Mme de Girardin devait penser souvent à la mort, car on a trouvé dans son album, sous ces dates: mars 1841-juillet 1851, les réflexions que voici:

«La mort n'égalise rien: à sa dernière heure, l'homme qui a lâchement vécu n'est pas l'égal de celui qui a vécu noblement. A son dernier soupir, l'homme dont l'existence est douce et belle n'est pas non plus l'égal de celui qui a souffert toujours. Les vertus sont des titres, les souffrances sont des droits. On ne s'améliore pas en vain; on ne souffre pas inutilement. Dieu est un maître équitable qui récompense chacun selon ses œuvres, et surtout selon ses peines. Heureuse l'âme qui a l'intelligence de ses douleurs; pour elle, les larmes ont un langage qu'elle comprend, le désespoir a des promesses qu'elle écoute.

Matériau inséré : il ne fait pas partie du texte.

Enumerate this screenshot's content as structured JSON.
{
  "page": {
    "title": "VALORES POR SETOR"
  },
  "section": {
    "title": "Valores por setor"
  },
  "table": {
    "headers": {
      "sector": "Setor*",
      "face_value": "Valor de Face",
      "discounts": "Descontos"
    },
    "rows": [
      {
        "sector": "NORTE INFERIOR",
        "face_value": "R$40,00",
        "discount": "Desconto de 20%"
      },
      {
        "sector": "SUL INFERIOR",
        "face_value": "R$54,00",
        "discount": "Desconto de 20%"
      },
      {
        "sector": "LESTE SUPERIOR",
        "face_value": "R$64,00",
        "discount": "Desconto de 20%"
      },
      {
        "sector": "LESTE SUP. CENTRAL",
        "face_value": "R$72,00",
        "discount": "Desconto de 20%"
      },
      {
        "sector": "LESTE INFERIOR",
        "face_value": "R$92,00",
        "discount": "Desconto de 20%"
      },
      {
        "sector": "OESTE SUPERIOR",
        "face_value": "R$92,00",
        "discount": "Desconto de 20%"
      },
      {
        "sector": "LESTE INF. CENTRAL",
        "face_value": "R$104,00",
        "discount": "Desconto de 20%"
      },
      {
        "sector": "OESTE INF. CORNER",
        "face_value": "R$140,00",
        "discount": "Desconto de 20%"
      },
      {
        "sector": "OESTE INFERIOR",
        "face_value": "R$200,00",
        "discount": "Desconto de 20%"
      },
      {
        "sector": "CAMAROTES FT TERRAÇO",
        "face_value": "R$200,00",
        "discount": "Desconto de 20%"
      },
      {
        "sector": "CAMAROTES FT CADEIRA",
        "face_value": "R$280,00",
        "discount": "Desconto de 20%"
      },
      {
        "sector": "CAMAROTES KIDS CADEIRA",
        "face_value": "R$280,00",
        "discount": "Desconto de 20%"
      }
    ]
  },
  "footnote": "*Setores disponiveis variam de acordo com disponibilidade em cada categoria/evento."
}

«Oh! qui de nous ne l'a senti, qu'en nous frappant Dieu s'engage et qu'il est de certains chagrins, tourments inouïs, insupportables, horribles, qui le compromettent avec nous pour l'éternité.

«Non, ceux qui auront toujours ignoré ces affreuses peines ne seront pas, au jour du jugement dernier, les égaux de ceux qui les auront connues et dévorées.

«D. GAY DE GIRARDIN.»

(Communiqué par Mme Léonce Détroyat.)

[294] L'Esprit de Madame de Girardin, p. 316.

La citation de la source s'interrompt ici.